The workers' lawyers devoted hundreds of thousands of hours to their clients' cause without receiving a nickel in payment. The defense lawyers, by contrast, bore no such risks. Their expenses were reimbursed as incurred and they were paid by the hour for their time each month.

Congress could have spared the workers the costs they incurred by reopening the 9/11 victims' compensation fund. It did not. The city could have saved them money by renouncing litigation and creating an administrative review process. It did not.

Litigation was the only avenue left, and as everyone knows, litigation is expensive. In fact, compared with many victims, the workers were lucky. The tort system regularly sends deserving plaintiffs home with nothing.

Nothing prevents the city from using the insurance fund or other monies to defray the workers' legal fees. By doing so, the city would enable them to keep their recoveries and would spread their legal costs across everyone who benefited from their public service. That seems right to me.

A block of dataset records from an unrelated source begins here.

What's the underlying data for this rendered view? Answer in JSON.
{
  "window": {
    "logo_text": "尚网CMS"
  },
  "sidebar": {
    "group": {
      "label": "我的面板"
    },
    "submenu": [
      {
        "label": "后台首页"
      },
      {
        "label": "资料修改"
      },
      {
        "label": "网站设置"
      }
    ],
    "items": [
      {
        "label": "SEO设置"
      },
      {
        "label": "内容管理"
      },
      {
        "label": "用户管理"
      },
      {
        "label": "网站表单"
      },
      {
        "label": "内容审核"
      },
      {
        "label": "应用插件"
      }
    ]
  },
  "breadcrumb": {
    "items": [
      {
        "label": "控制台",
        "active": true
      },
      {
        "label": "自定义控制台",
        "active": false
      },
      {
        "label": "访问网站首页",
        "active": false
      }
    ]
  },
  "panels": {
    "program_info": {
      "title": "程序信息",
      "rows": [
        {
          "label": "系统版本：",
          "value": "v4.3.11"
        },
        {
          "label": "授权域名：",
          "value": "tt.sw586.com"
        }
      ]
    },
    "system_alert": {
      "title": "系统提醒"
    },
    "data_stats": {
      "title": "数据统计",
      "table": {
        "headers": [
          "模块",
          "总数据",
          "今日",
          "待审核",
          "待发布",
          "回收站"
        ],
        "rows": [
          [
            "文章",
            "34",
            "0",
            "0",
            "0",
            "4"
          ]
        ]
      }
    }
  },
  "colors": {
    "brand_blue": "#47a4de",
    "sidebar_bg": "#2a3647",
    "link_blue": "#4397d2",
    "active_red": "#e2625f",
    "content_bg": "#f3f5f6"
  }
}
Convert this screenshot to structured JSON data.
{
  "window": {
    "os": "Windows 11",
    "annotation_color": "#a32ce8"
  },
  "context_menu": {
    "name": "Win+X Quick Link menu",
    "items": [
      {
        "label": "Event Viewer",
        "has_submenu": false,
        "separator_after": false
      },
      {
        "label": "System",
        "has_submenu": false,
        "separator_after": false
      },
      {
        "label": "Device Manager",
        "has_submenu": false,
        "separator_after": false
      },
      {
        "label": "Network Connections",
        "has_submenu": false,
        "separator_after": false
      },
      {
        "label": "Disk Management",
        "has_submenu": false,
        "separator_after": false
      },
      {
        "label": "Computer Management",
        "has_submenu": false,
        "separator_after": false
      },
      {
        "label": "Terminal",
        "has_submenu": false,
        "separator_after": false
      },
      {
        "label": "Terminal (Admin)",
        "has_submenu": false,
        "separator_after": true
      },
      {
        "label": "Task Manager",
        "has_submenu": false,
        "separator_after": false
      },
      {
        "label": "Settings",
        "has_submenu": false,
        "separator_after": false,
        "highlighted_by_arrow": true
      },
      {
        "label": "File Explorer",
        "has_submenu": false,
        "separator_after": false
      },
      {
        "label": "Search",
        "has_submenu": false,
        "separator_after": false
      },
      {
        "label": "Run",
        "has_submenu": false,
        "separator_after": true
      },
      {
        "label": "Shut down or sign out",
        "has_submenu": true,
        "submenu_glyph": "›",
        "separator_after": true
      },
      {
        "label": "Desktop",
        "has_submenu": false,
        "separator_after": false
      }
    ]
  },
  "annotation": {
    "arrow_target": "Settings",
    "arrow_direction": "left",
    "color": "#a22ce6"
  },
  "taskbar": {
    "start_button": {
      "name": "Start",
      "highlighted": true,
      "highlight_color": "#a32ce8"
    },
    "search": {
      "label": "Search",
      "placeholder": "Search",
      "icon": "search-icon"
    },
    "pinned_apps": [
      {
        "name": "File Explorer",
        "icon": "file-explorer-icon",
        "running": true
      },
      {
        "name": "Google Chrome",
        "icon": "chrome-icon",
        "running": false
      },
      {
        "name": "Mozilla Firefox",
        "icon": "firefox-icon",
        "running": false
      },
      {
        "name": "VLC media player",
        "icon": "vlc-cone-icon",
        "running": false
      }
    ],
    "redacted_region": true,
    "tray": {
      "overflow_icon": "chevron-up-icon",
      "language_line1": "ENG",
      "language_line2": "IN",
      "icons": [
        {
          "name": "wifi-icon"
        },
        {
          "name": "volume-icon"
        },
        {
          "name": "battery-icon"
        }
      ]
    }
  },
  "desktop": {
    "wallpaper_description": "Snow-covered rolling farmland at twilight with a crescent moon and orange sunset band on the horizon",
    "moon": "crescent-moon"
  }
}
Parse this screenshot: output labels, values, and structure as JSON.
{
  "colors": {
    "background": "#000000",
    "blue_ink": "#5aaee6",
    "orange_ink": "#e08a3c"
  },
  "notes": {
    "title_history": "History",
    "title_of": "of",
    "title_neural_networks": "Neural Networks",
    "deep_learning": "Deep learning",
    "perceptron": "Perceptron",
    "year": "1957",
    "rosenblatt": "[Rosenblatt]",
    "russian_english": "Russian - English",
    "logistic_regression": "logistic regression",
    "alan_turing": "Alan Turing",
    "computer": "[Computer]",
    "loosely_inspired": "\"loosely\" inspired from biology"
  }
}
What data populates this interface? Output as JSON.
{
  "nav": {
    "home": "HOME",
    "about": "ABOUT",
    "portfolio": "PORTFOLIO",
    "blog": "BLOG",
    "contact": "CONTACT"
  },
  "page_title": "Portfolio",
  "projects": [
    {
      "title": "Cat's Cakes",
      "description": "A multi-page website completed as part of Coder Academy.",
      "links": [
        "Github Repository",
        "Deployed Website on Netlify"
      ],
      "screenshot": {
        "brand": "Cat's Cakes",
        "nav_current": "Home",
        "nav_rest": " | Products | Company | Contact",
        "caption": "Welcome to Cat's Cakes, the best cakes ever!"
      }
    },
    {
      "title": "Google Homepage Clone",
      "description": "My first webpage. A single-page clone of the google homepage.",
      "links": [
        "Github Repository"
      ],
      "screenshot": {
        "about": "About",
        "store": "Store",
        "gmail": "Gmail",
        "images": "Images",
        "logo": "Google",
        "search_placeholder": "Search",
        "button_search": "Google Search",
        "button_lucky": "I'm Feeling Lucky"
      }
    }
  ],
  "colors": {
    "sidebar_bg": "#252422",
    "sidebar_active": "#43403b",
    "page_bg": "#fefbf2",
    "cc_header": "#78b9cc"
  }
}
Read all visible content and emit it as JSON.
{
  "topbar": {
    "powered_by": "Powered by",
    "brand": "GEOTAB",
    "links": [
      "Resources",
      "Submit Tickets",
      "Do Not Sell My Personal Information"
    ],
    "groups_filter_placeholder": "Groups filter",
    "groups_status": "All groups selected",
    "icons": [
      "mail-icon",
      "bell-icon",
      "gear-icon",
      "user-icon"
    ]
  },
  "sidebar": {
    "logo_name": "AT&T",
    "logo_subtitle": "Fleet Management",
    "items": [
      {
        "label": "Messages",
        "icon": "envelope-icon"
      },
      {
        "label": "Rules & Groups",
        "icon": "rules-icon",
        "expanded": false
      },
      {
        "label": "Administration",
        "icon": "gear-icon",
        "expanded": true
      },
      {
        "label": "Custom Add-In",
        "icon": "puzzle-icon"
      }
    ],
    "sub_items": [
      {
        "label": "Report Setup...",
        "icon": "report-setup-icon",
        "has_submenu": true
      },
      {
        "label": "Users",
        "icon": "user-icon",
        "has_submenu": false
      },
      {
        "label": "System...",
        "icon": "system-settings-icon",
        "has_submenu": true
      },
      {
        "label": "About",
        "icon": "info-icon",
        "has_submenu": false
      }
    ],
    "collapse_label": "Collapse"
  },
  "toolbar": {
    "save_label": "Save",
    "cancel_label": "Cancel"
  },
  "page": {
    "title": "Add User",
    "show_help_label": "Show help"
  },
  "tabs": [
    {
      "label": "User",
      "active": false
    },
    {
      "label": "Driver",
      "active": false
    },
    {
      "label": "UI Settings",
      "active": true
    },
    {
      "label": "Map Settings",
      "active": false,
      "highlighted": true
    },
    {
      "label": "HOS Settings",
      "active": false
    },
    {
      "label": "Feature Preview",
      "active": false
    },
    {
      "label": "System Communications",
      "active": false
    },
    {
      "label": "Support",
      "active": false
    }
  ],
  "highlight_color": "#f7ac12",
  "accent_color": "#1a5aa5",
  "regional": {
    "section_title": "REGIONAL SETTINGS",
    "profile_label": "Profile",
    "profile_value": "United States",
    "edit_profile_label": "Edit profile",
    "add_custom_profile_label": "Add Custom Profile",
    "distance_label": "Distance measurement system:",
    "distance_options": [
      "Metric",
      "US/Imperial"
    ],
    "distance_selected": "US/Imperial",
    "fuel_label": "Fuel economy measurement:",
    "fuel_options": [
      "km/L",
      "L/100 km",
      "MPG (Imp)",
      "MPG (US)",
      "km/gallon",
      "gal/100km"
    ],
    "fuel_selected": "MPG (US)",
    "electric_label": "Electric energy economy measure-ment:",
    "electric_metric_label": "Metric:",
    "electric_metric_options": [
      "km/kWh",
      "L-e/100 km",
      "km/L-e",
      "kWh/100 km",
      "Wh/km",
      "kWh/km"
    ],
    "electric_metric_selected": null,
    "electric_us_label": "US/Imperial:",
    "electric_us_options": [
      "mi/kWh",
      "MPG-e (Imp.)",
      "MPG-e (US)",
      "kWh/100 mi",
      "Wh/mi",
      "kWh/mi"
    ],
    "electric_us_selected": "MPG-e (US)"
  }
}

If, however, the court were to cut the lawyers' fees, attorneys would be discouraged from taking the next big case on contingency. Claimants who cannot afford to pay lawyers by the hour would then find themselves without counsel. And in our civil justice system, a victim without an attorney is unlikely to beat an opponent who has lawyered up.

Silver holds the McDonald Endowed Chair in Civil Procedure at the University of Texas School of Law.